Coach Becky Hale said the injury bug always has a habit of biting her team, so overcoming less than fortunate circumstances isn't unfamiliar for her team.
"The other coaches have talked to me about it and it's like it's not if we're going to get injured, it's when we're going to get injured. I hate that it was a senior. I mean, (senior Rhegan Tutor), she's a senior and she's never went a full season with us, never," Hale said as Tutor knocked on wood. "It's just your reaction to how it goes. You can't sit there and feel sorry for yourself because nobody else is."
Neelyville isn't spending time thinking about its woes because the team knows there's no time to do so. When a team rolls through a state tournament with wins of 15, 18, 6 and 19, there is bound to be an even bigger target on the back of the successful squad than normal.
"It puts a bigger X on our back because they're like, 'Oh, Autumn got hurt. Now they're not good,' So, we have to prove that we're good and we're a bigger team," Worley said. "She was a scorer. She was a good defender. She could do anything. She was quick. She was a good ball player."

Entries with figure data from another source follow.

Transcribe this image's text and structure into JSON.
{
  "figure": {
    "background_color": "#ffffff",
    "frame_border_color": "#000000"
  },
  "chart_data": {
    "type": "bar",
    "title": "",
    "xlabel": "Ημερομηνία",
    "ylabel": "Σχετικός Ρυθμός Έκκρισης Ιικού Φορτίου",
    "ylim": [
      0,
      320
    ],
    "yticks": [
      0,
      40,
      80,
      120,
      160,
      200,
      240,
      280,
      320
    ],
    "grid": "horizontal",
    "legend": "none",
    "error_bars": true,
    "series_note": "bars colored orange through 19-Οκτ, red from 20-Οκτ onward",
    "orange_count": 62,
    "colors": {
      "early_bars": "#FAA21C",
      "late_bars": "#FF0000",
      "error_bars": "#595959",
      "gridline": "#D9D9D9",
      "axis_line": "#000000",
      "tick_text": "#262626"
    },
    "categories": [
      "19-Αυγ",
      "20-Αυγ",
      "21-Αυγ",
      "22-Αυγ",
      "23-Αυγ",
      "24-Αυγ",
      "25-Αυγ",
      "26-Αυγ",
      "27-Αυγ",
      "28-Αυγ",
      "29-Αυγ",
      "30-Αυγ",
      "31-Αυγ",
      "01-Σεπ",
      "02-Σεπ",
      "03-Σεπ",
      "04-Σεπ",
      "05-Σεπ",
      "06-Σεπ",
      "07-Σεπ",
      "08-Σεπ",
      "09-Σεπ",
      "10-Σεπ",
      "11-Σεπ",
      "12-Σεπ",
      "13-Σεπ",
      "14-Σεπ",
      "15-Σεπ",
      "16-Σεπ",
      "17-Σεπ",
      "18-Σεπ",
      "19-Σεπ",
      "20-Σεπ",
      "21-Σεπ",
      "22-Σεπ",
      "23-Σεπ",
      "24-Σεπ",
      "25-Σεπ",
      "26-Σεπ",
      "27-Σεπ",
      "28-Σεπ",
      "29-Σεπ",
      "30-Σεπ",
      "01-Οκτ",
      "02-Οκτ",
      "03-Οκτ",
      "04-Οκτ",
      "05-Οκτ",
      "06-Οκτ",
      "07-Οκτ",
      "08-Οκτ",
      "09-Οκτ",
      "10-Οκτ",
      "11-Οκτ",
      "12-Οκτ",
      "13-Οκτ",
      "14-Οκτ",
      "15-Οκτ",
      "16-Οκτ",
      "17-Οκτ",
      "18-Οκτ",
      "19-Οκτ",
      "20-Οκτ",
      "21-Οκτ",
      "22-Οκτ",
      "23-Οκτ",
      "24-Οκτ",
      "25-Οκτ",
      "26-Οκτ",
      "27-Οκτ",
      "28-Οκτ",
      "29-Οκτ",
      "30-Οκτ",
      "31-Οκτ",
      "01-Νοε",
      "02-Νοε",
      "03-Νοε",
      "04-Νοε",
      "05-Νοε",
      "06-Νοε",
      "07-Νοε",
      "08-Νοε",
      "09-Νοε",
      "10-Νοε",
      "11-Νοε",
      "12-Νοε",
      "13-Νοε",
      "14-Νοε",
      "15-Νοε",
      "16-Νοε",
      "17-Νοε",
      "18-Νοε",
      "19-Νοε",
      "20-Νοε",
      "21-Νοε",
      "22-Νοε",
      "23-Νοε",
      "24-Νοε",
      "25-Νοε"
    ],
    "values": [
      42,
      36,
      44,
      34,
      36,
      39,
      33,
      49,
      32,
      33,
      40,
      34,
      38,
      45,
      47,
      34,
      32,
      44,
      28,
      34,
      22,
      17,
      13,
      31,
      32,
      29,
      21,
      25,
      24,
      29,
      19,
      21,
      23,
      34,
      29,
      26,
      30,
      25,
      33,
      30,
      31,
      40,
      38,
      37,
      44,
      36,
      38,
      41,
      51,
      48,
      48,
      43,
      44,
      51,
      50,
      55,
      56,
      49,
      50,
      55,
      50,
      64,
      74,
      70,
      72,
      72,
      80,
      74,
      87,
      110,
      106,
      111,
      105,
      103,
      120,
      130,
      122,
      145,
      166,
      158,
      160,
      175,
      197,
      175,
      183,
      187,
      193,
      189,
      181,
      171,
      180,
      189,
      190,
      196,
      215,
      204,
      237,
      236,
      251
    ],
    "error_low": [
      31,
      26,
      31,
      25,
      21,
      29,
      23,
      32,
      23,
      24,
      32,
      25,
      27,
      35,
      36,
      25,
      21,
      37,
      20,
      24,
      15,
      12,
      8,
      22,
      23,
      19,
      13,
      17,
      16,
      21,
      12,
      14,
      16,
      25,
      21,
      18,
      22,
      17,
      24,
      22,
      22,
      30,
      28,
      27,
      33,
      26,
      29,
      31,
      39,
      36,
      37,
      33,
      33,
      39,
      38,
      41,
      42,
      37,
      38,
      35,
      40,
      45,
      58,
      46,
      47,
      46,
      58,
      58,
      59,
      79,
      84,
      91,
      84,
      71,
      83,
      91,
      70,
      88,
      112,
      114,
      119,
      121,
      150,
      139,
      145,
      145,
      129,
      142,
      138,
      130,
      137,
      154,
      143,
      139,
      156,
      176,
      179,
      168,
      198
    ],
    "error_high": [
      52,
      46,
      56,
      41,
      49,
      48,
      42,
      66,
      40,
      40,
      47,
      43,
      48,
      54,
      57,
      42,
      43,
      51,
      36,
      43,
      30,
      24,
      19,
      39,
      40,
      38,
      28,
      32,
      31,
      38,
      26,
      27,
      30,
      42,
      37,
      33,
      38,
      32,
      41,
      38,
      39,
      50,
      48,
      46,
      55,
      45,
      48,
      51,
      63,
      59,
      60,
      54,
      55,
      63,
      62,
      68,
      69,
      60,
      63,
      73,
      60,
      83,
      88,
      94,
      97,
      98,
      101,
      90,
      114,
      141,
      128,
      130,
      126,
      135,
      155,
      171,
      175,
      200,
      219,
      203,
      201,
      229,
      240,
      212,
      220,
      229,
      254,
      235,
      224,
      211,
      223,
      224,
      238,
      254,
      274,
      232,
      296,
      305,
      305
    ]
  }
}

Off the court, the players raved about how Dodd makes them a more cohesive unit.
"I feel like we always tried to take care of her," Smith said. "She would always be someone we worried about and it brought us a little bit closer, and she always made us laugh."
Added senior Jessica Williamson, "We were like her mom and she was our child. She brought a lot of excitement to the team. She was never in a bad mood. She was always running around, goofing off; she brought a lot of excitement."
Neelyville will get its first test of the season when it competes in the Point Guard Class at 4:30 p.m. on Nov. 24 against Dyer County in Gibson County, Tennessee.